The two ships endeavored to resume their course upriver, but shots incapacitated the frigate’s engines, and both ships had to drift helplessly back down the river while sustaining heavy fire from the enemy gun batteries.

Alone and bringing up the rear,
Mississippi
now became the prime target. Concentrating their fire on the lone warship, the Confederates poured shell after shell into the old frigate. She soon became enveloped in a pall of swirling smoke.

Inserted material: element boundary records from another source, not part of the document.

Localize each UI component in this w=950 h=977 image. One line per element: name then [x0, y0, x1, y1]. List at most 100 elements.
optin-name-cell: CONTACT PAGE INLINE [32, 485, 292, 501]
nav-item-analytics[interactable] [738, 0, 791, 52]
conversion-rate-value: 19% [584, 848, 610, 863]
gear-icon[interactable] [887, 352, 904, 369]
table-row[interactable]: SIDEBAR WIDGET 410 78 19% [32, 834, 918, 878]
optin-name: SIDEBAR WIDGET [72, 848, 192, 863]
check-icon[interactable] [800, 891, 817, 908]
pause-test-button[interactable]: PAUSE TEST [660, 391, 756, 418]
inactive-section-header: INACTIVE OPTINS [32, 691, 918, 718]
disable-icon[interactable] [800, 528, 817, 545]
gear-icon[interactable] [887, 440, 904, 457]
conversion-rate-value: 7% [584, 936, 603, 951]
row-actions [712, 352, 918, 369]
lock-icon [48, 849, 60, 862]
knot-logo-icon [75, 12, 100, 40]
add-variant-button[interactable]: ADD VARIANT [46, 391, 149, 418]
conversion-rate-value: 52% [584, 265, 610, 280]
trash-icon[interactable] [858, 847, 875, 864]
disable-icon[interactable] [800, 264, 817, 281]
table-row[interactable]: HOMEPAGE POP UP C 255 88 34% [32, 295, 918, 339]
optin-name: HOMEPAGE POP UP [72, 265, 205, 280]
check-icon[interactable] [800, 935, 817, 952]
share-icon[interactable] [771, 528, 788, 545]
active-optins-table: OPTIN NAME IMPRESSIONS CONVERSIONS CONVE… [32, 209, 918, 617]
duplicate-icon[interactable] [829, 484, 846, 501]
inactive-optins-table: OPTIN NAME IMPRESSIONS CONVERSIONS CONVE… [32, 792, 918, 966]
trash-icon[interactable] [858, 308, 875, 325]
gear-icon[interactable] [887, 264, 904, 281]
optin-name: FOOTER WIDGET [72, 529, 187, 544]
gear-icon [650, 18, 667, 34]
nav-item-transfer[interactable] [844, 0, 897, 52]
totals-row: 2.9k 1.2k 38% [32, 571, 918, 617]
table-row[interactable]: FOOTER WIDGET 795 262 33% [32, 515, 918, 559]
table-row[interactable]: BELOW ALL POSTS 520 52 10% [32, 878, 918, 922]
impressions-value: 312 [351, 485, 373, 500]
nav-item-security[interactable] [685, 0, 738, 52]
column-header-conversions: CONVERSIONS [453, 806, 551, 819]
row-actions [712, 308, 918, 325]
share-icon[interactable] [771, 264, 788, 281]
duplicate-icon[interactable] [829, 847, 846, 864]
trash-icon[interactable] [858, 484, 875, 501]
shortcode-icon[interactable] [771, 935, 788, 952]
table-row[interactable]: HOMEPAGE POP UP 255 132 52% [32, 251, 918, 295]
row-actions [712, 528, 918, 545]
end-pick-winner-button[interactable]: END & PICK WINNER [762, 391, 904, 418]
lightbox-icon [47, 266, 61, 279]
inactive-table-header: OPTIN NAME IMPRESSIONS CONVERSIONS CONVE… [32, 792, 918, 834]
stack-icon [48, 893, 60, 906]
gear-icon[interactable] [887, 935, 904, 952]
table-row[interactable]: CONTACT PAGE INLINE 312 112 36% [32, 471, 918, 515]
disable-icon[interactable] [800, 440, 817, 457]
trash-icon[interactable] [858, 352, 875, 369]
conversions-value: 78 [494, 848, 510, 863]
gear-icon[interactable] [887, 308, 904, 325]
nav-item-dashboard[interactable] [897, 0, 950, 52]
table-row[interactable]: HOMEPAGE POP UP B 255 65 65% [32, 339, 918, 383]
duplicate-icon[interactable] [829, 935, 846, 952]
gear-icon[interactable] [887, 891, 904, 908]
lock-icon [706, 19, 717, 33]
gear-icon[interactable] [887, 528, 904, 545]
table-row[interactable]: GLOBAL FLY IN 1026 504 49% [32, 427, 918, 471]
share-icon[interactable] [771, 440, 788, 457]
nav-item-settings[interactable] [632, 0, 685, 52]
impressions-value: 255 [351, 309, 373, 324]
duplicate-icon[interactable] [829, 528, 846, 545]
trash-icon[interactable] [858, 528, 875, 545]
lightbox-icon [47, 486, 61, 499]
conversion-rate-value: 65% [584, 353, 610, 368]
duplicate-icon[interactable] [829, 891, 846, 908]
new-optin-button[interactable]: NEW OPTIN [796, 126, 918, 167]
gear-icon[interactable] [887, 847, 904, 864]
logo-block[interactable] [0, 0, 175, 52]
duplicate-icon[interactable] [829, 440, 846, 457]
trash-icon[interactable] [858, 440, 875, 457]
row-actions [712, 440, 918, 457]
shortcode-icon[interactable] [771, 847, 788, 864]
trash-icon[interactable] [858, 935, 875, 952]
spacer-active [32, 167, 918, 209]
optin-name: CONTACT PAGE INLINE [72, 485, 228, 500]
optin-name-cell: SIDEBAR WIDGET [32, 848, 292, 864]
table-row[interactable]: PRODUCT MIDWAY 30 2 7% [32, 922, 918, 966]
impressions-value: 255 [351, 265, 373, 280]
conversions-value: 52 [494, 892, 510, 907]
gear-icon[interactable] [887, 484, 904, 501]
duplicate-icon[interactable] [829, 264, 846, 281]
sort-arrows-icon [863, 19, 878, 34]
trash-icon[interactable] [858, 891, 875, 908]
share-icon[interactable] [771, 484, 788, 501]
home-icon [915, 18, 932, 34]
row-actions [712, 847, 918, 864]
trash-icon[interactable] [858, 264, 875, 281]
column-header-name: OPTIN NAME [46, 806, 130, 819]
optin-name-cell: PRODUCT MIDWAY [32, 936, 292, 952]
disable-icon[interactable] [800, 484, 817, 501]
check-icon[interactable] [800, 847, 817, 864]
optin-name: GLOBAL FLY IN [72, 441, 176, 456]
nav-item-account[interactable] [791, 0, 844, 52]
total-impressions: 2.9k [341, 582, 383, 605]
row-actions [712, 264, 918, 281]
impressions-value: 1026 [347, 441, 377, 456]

Captain Melancthon Smith paced the bridge, calmly smoking a cigar, seemingly oblivious to the hail of shot and shell bursting on and around his ship.
Mississippi’s
paddle wheels were beating the water, propelling her past the bluffs alive with cannon fire. Her top speed of eight knots was cut to four from the equally fast speed of the current, and it seemed to the crew who were working their guns in furious haste that the passage was taking an eternity.

They were moving slowly, the pilot feeling his way through the heavy smoke. Believing that they were safely past the jutting point of the west bank and its shoals, the pilot called out, “Starboard helm! Full speed ahead!”